La commission des affaires sociales de l'Assemblée a examiné, mercredi 12 avril, une proposition de loi visant à abroger l'obligation vaccinale contre le Covid pour les soignants et à réintégrer les professionnels non vaccinés. Rejeté en commission, le texte sera au programme de l'hémicycle lors de la journée d'initiative parlementaire du groupe "Gauche démocrate et républicaine", le 4 mai prochain.
"Un sujet qui, à sa seule évocation, soulève les réactions les plus extrêmes". Jean-Victor Castor (Gauche démocrate et républicaine) avait conscience en défendant sa proposition de loi devant la commission des affaires sociales de l'Assemblée nationale, mercredi 12 avril, du risque de réactiver les débats passionnels qui ont eu lieu sur le sujet lors de la crise sanitaire liée au Covid 19. "Portant abrogation de l'obligation vaccinale contre la covid-19 dans les secteurs médicaux, paramédicaux et d'aide à la personne et visant à la réintégration des professionnels et étudiants suspendus", la proposition de loi n'est en tout cas pas parvenue à "favoriser l'apaisement" que son rapporteur appelait de ses vœux.
La plupart des députés ayant pris part au débat en commission ont estimé souhaitable de suivre l'avis de la Haute autorité de santé (HAS) rendu le 30 mars dernier, préconisant de "faire évoluer le cadre juridique actuel" et "de lever l’obligation de vaccination contre la Covid-19" des professionnels. Mais c'est aussi et largement sur une question de méthode que partisans et adversaires du texte se sont opposés.
Alors que le ministre de la Santé, François Braun, a annoncé qu'il suivrait l'avis de la HAS concernant la levée de l'obligation de vaccination contre le Covid en publiant prochainement un décret et que des concertations auraient lieu en vue de la réintégration des soignants non vaccinés, Jean-Victor Castor a souligné que le décret évoqué par le ministre ne ferait que suspendre, et non abroger, la loi du 5 aout 2021 relative à la gestion de la crise sanitaire qu'il a jugée "incohérente dans son périmètre".
"Aujourd’hui nous ne sommes plus dans une situation d’urgence", a plaidé le député de Guyane, situation qui avait, selon lui, "affaibli le Parlement".
Abroger la loi signifie que l’on redonne au Parlement toute la place qui lui revient.
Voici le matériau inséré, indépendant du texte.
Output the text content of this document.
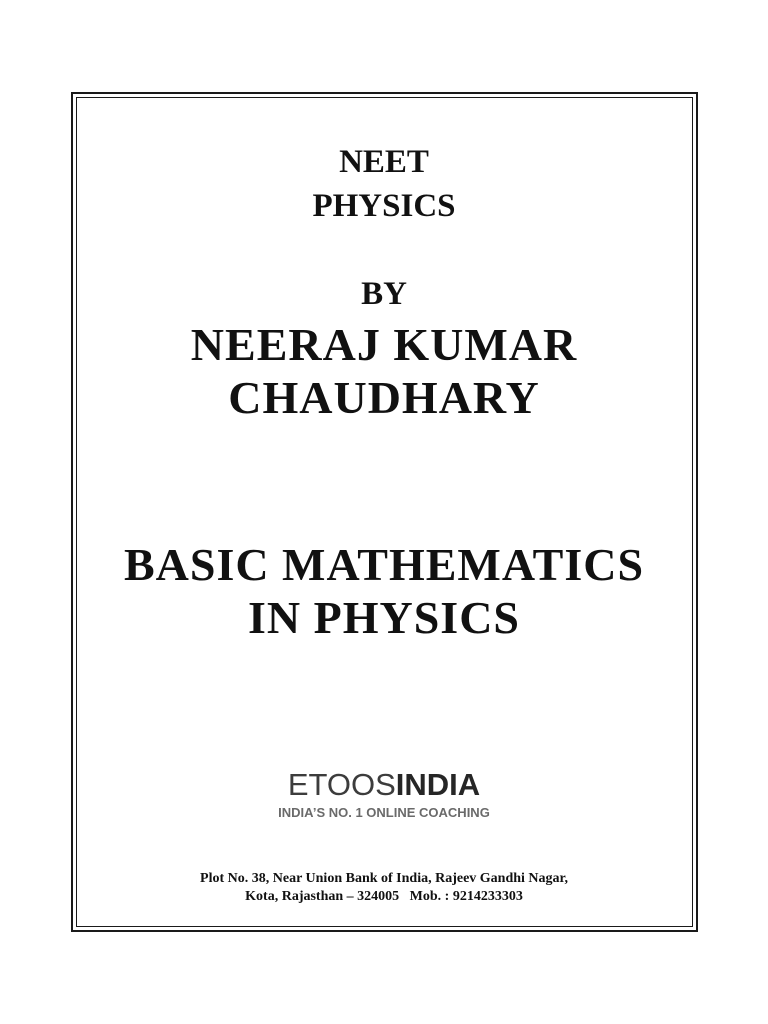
NEET
PHYSICS
BY
NEERAJ KUMAR
CHAUDHARY
BASIC MATHEMATICS
IN PHYSICS
ETOOSINDIA
INDIA’S NO. 1 ONLINE COACHING
Plot No. 38, Near Union Bank of India, Rajeev Gandhi Nagar,
Kota, Rajasthan – 324005   Mob. : 9214233303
Jean-Victor Castor (GDR)
Rappelant que la France était l’un des derniers pays, avec la Hongrie, à ne pas avoir mis fin à l’obligation vaccinale contre le Covid pour les professionnels de santé, le rapporteur a également estimé que l'abrogation de la mesure permettrait "d’éviter l’aggravation sur le long terme d’une désertification médicale". Évoquant la situation particulière du territoire où il est élu, la Guyane, Jean-Victor Castor a dit constater que l'obligation vaccinale pouvait s'avérer dissuasive pour des jeunes qui souhaiteraient intégrer les secteurs liés au soin.
Au contraire, Jean-François Rousset (Renaissance) a considéré utile de ne pas se priver d’"un outil législatif qui permettrait une réactivité très importante". Il a donc plaidé pour un décret suspensif, et non une loi abrogeant le dispositif actuel. Une position soutenue par le groupe "Socialistes" qui, par la voix d'Arthur Delaporte, a apporté son soutien à "une évolution du cadre juridique", selon les termes de l'avis de la HAS, "et non son abrogation".
Frédéric Valletoux (Horizons) a dénoncé derrière la proposition de loi et certaines prises de parole "des ambiguïtés". "On veut pousser et satisfaire ce sentiment 'antivax' qui a traversé le pays, sans le dire et sans l’assumer, et ça c’est profondément malsain", a-t-il aussi estimé, avant d'accuser ses collègues de la Gauche démocrate et républicaine de participer à une forme de "populisme" dans "le pays de Pasteur".
Inversement, Frédéric Falcon (Rassemblement national) a accusé les députés de la majorité de "politiser la science", et de nourrir un "narratif irrationnel" en plus d'un "discours dogmatique". Dans un climat parfois tendu, les groupes de la Nupes - à l'exception du groupe "Socialistes" qui s'est abstenu -, ainsi que les groupes "Rassemblement national", "Les Républicains" et "Libertés, Indépendants, Outre-mer et Territoires" ont soutenu le texte qui a cependant été rejeté par le vote d'amendements de suppression des articles par la majorité présidentielle.
La proposition de loi sera cependant au programme de l'hémicycle lors de la journée d'initiative parlementaire du groupe "Gauche démocrate et républicaine", le 4 mai prochain.